Ribeira Sacra esquiva una helada que pudo arruinar de nuevo la cosecha

Zonas con viñedos rondaron los cero grados en la madrugada del lunes al martes


monforte / la voz

Los viticultores de la Ribeira Sacra respiraron ayer tranquilos, después de una noche en la que muchos se temieron lo peor. A última hora de la tarde del lunes, corría como un reguero de pólvora la circular de una consultora especializada en gestión de viñedos. Los sensores de temperatura instalados en varias parcelas advertían del riesgo de helada. El mismo fenómeno meteorológico que hace un año se llevó por delante la cosecha en Quiroga, Pantón, la ribera del Cabe y las laderas más altas del Sil. Los termómetros bajaron la pasada madrugada de cero en zonas de montaña, pero las vides se libraron esta vez de los estragos de las temidas heladas que preceden al día de la Santa Cruz.

La festividad que se celebra el 3 de mayo marca, según la tradición popular, el límite para que se produzcan esos descensos drásticos en las temperaturas nocturnas. Las heladas en vísperas de esa fecha son especialmente peligrosas para el viñedo y los árboles frutales, al coincidir en una etapa en la que los brotes dejan ver los primeros frutos. «A xeada non chegaría a ser tan tremenda como a anterior, porque aínda queda moito gromo por saír nas cepas. Pero mellor non probar, porque dúas colleitas seguidas xa sería moito», dice el viticultor de Amandi Xesús Verao.

«Hai que pensar que as vides quedaron moi castigadas do ano pasado.
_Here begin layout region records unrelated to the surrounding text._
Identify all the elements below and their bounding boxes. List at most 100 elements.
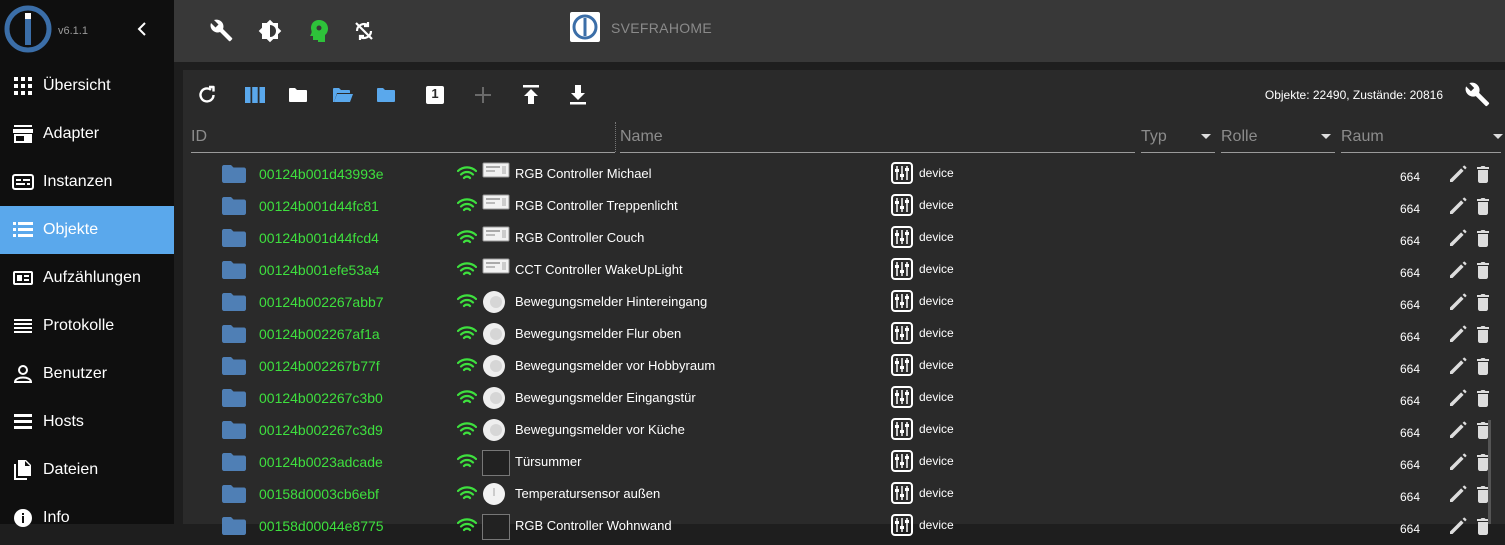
acl-value[interactable]: 664 <box>1400 522 1420 536</box>
acl-value[interactable]: 664 <box>1400 490 1420 504</box>
object-id[interactable]: 00124b001d43993e <box>259 166 384 182</box>
object-id[interactable]: 00158d00044e8775 <box>259 518 384 534</box>
sidebar-item-info[interactable]: Info <box>0 494 174 542</box>
room-filter-select[interactable]: Raum <box>1341 122 1503 153</box>
table-row[interactable]: 00124b001efe53a4 CCT Controller WakeUpLig… <box>183 254 1505 286</box>
folder-icon[interactable] <box>222 389 246 407</box>
table-row[interactable]: 00158d0003cb6ebf Temperatursensor außen de… <box>183 478 1505 510</box>
object-id[interactable]: 00124b001efe53a4 <box>259 262 380 278</box>
wrench-icon[interactable] <box>208 17 236 45</box>
number-one-icon[interactable]: 1 <box>423 83 447 107</box>
acl-value[interactable]: 664 <box>1400 266 1420 280</box>
acl-value[interactable]: 664 <box>1400 330 1420 344</box>
edit-icon[interactable] <box>1448 420 1468 440</box>
table-row[interactable]: 00124b002267abb7 Bewegungsmelder Hinterei… <box>183 286 1505 318</box>
delete-icon[interactable] <box>1473 196 1493 216</box>
delete-icon[interactable] <box>1473 356 1493 376</box>
acl-value[interactable]: 664 <box>1400 202 1420 216</box>
table-row[interactable]: 00124b0023adcade Türsummer device 664 <box>183 446 1505 478</box>
chevron-left-icon[interactable] <box>134 20 152 38</box>
object-id[interactable]: 00124b002267af1a <box>259 326 380 342</box>
wrench-icon[interactable] <box>1465 82 1491 108</box>
object-id[interactable]: 00158d0003cb6ebf <box>259 486 379 502</box>
iobroker-logo-icon[interactable] <box>3 4 53 54</box>
table-row[interactable]: 00124b002267af1a Bewegungsmelder Flur obe… <box>183 318 1505 350</box>
name-filter-input[interactable]: Name <box>620 122 1135 153</box>
sidebar-item-instanzen[interactable]: Instanzen <box>0 158 174 206</box>
edit-icon[interactable] <box>1448 388 1468 408</box>
delete-icon[interactable] <box>1473 292 1493 312</box>
sidebar-item-hosts[interactable]: Hosts <box>0 398 174 446</box>
edit-icon[interactable] <box>1448 164 1468 184</box>
edit-icon[interactable] <box>1448 356 1468 376</box>
edit-icon[interactable] <box>1448 516 1468 536</box>
folder-icon[interactable] <box>222 197 246 215</box>
folder-icon[interactable] <box>222 485 246 503</box>
edit-icon[interactable] <box>1448 292 1468 312</box>
folder-open-icon[interactable] <box>331 83 355 107</box>
columns-icon[interactable] <box>243 83 267 107</box>
edit-icon[interactable] <box>1448 452 1468 472</box>
sidebar-item-aufzaehlungen[interactable]: Aufzählungen <box>0 254 174 302</box>
acl-value[interactable]: 664 <box>1400 458 1420 472</box>
delete-icon[interactable] <box>1473 164 1493 184</box>
object-id[interactable]: 00124b002267b77f <box>259 358 380 374</box>
folder-icon[interactable] <box>222 293 246 311</box>
folder-icon[interactable] <box>222 165 246 183</box>
sidebar-item-objekte[interactable]: Objekte <box>0 206 174 254</box>
object-id[interactable]: 00124b001d44fc81 <box>259 198 379 214</box>
folder-icon[interactable] <box>222 357 246 375</box>
scrollbar[interactable] <box>1488 420 1491 524</box>
table-row[interactable]: 00124b001d44fcd4 RGB Controller Couch devi… <box>183 222 1505 254</box>
object-id[interactable]: 00124b001d44fcd4 <box>259 230 379 246</box>
delete-icon[interactable] <box>1473 228 1493 248</box>
sidebar-item-dateien[interactable]: Dateien <box>0 446 174 494</box>
sidebar-item-protokolle[interactable]: Protokolle <box>0 302 174 350</box>
table-row[interactable]: 00124b002267c3d9 Bewegungsmelder vor Küch… <box>183 414 1505 446</box>
folder-icon[interactable] <box>222 261 246 279</box>
role-filter-select[interactable]: Rolle <box>1221 122 1335 153</box>
edit-icon[interactable] <box>1448 324 1468 344</box>
sidebar-item-uebersicht[interactable]: Übersicht <box>0 62 174 110</box>
type-filter-select[interactable]: Typ <box>1141 122 1215 153</box>
acl-value[interactable]: 664 <box>1400 170 1420 184</box>
object-id[interactable]: 00124b002267c3d9 <box>259 422 383 438</box>
delete-icon[interactable] <box>1473 388 1493 408</box>
folder-icon[interactable] <box>222 229 246 247</box>
object-id[interactable]: 00124b0023adcade <box>259 454 383 470</box>
download-icon[interactable] <box>566 83 590 107</box>
add-icon[interactable] <box>471 83 495 107</box>
acl-value[interactable]: 664 <box>1400 362 1420 376</box>
folder-icon[interactable] <box>222 421 246 439</box>
folder-icon[interactable] <box>222 517 246 535</box>
folder-icon[interactable] <box>222 453 246 471</box>
acl-value[interactable]: 664 <box>1400 394 1420 408</box>
folder-icon[interactable] <box>286 83 310 107</box>
table-row[interactable]: 00124b002267c3b0 Bewegungsmelder Eingangs… <box>183 382 1505 414</box>
expert-mode-icon[interactable] <box>305 17 333 45</box>
table-row[interactable]: 00124b001d44fc81 RGB Controller Treppenli… <box>183 190 1505 222</box>
folder-icon[interactable] <box>222 325 246 343</box>
object-id[interactable]: 00124b002267c3b0 <box>259 390 383 406</box>
edit-icon[interactable] <box>1448 260 1468 280</box>
column-resize-handle[interactable] <box>615 122 616 152</box>
id-filter-input[interactable]: ID <box>191 122 615 153</box>
refresh-icon[interactable] <box>195 83 219 107</box>
table-row[interactable]: 00158d00044e8775 RGB Controller Wohnwand d… <box>183 510 1505 542</box>
delete-icon[interactable] <box>1473 260 1493 280</box>
edit-icon[interactable] <box>1448 484 1468 504</box>
sync-disabled-icon[interactable] <box>350 17 378 45</box>
table-row[interactable]: 00124b002267b77f Bewegungsmelder vor Hobb… <box>183 350 1505 382</box>
brightness-icon[interactable] <box>256 17 284 45</box>
sidebar-item-adapter[interactable]: Adapter <box>0 110 174 158</box>
edit-icon[interactable] <box>1448 196 1468 216</box>
delete-icon[interactable] <box>1473 324 1493 344</box>
edit-icon[interactable] <box>1448 228 1468 248</box>
acl-value[interactable]: 664 <box>1400 426 1420 440</box>
acl-value[interactable]: 664 <box>1400 234 1420 248</box>
object-id[interactable]: 00124b002267abb7 <box>259 294 384 310</box>
sidebar-item-benutzer[interactable]: Benutzer <box>0 350 174 398</box>
folder-closed-icon[interactable] <box>374 83 398 107</box>
acl-value[interactable]: 664 <box>1400 298 1420 312</box>
table-row[interactable]: 00124b001d43993e RGB Controller Michael de… <box>183 158 1505 190</box>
Moitas secaron e noutras houbo que facer recortes drásticos porque non quedaba onde facer a poda», señala José Antonio Casas, cuyas viñas de Tuiriz quedaron arrasadas por completo por las heladas de los días 28 y 29 de abril del pasado año.

La noche del pasado lunes tampoco pintaba bien. Los pronósticos meteorológicos apuntaban a que los termómetros podían bajar de cero y a medianoche las nubes dejaban amplios claros en los que se vislumbraba un cielo estrellado. Según los datos que recoge Meteogalicia, en la estación de San Xoán de Río, próxima a la zona de O Bibei, llegaron a registrarse la pasada madrugada 1,3 grados bajo cero.

«A primera hora de la mañana, en Monforte había dos grados. Y eso con niebla, que siempre se come la helada. En otras zonas tuvo que blanquear, pero por suerte no llegaron a producirse daños en los viñedos», señala el enólogo Luis Buitrón, que asesora a bodegas en O Bibei y Quiroga, zonas de alto riesgo de heladas primaverales.

Los datos registrados en las estaciones de la zona en la madrugada del lunes al martes avalan la inquietud de los viticultores. Las mínimas fueron de 0,1 grados en A Míllara (Pantón) y de 0,5 en San Clodio (Ribas de Sil). Hasta el 3 de mayo, se pronostican cielos cubiertos. Pasada la noche de la Santa Cruz, según Meteogalicia, volverán a despejarse.

Ventiladores gigantes

Las heladas registradas el pasado año a finales de abril tuvieron efectos devastadores en viñedos de Ribeira Sacra, Monterrei, O Ribeiro y Valdeorras. No se trata de un fenómeno excepcional, aunque suele tardar un tiempo prudencial en repetirse. Para encontrar noticias de un episodio similar al del 2017 hay que remontarse medio siglo. En 1967, una helada registrada en la noche del 2 al 3 de mayo arrasó los viñedos en Lugo y Ourense. El Sindicato Nacional de la Vid calculaba entonces que se había perdido entre el 80 y el 90% de la cosecha de uva en estas dos provincias y en puntos del Bierzo.

Las hemerotecas se hacen eco de sucesos similares, siempre entre finales de abril y los primeros días de mayo, en los años 1945 y 1919. Los daños en los cultivos fueron tan graves que numerosos agricultores se vieron forzados a emigrar.

En Valdeorras y O Ribeiro

Fuera de zonas especialmente abrigadas, la mayoría de los viñedos siguen igual de expuestos que entonces a los efectos de las heladas primaverales. La principal salvedad es que los viticultores tienen ahora la opción de suscribir seguros agrarios para hacer frente a las posibles pérdidas. Solo tres bodegas de Valdeorras y O Ribeiro instalaron hasta la fecha ventiladores gigantes o quemadores de propano para prevenir los efectos de las bajadas nocturnas de temperatura sobre las vides. En Ribeira Sacra se realizó alguna que otra experiencia con sistemas de riego.